A separate program applied similar intensive monitoring and zero-tolerance elements but without treatment and in nonphysicians. South Dakota's “24/7 Sobriety Project” required people convicted of driving while intoxicated or driving under the influence of alcohol to undergo 4 months of frequent testing. Any positive result or a missed test resulted in an immediate short-term stay in jail, usually for a few days. Testing initially required participants to come to a sheriff's office at 7 a.m. and 7 p.m. for alcohol breath tests, but the program later offered the alternatives of wearing an alcohol-monitoring ankle bracelet, frequent urinalysis, or wearing drug patches that collect sweat samples for drug testing.

From 2005 to 2009, 67% of 11,956 participants who underwent twice-daily breath tests never failed a test, and 17% failed only once, according to an unpublished analysis by Dr. DuPont and his associates. Among 1,383 participants who wore ankle bracelets, 75% had no violations. The program did 415 tests of patches from 45 participants, and 94% of tests were passes. The 1,261 participants who took 17,730 urine tests passed 98% of the time.
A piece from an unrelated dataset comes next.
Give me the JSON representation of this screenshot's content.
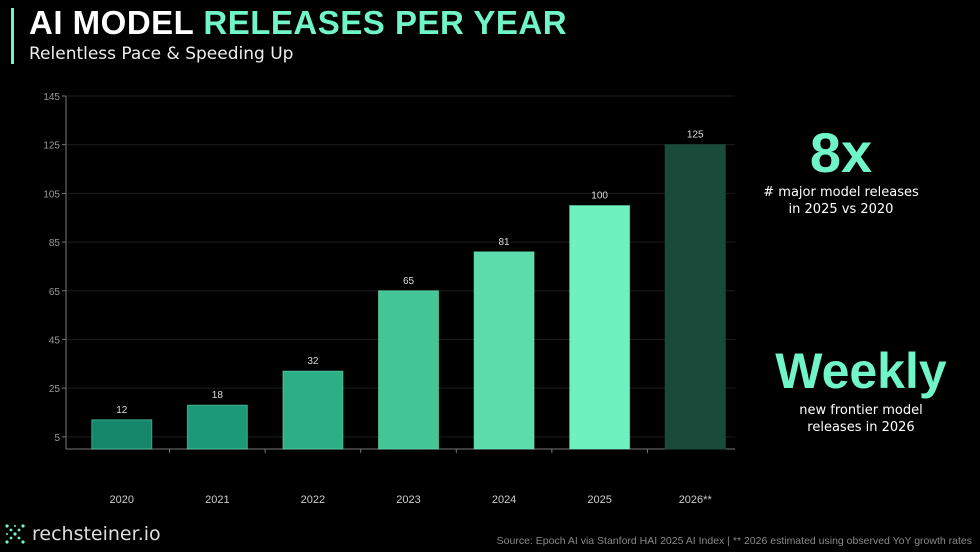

Dr. DuPont said the “quite remarkable” results probably were tied to intensive monitoring plus swift and certain consequences that were serious but not severe. He acknowledged, however, that monitoring was short term and that the program did not cover drugs of abuse.

Another model is being tried in Hawaii's Opportunity Probation with Enforcement (HOPE) program, which enrolls people on probation for the most serious drug problems or crimes (such as murder or rape) regardless of substance abuse.

In that program, participants undergo random drug testing for up to 6 years and are offered a treatment option. Noncompliance will result in immediate, short-term jail stays, usually within 72 hours of the offense, and possible mandatory inpatient or residential treatment.